Abstract Background and Objectives: Mass screening for parvovirus B19 (B19) by receptor‐mediated hemagglutination assay (RHA) may be inadequate to eliminate the virus from plasma pools. We characterized B19 carriers detected in blood donor screening by RHA to explain why some carriers were not detected by RHA. Materials and Methods: Donor plasma was screened for B19 by RHA, B19 DNA by nested polymerase chain reaction (PCR) assay, and anti‐B19 by enzyme immunoassay. Results: B19 DNA‐positive specimens (n = 73) screened from 456,665 donors were divided into group A (n = 41) with high DNA and high RHA titers, group B (n = 16) with low DNA and low RHA titers, and group C (n = 16) RHA‐negative. Most (37/41) of the group A samples were without anti‐B19, while most (15/16) of the group B samples were positive for anti‐B19. Group C specimens were screened by PCR from 3,042 random RHA‐negative specimens. Analysis of samples from early infections revealed that the viremic period, corresponding to group A, lasted only 8‐10 days after infection.
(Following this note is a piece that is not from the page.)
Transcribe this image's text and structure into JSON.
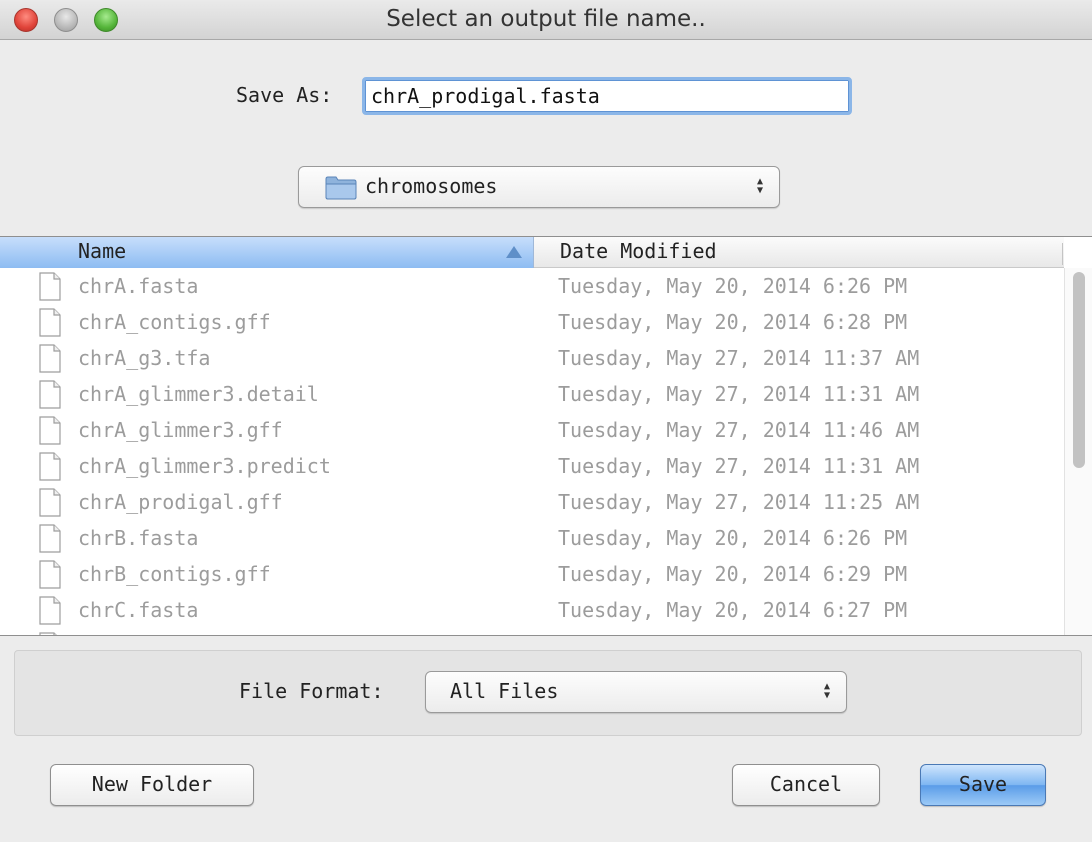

The RHA reactivity fell rapidly with the appearance of anti‐B19 and disappeared 28‐30 days after infection, thus corresponding to group B. The RHA reactions of group B specimens were often unstable, probably because of the formation of immune complexes. The B19 DNA‐positive, RHA‐negative state lasted for several months, which corresponded to group C. Conclusion: Only group A specimens are reliably eliminated in donor screening by RHA. Therefore, although donors with high B19 DNA could be screened out by testing for B19 by the RHA, most B19 carriers, with low B19 DNA and RHA‐negative, will not be eliminated.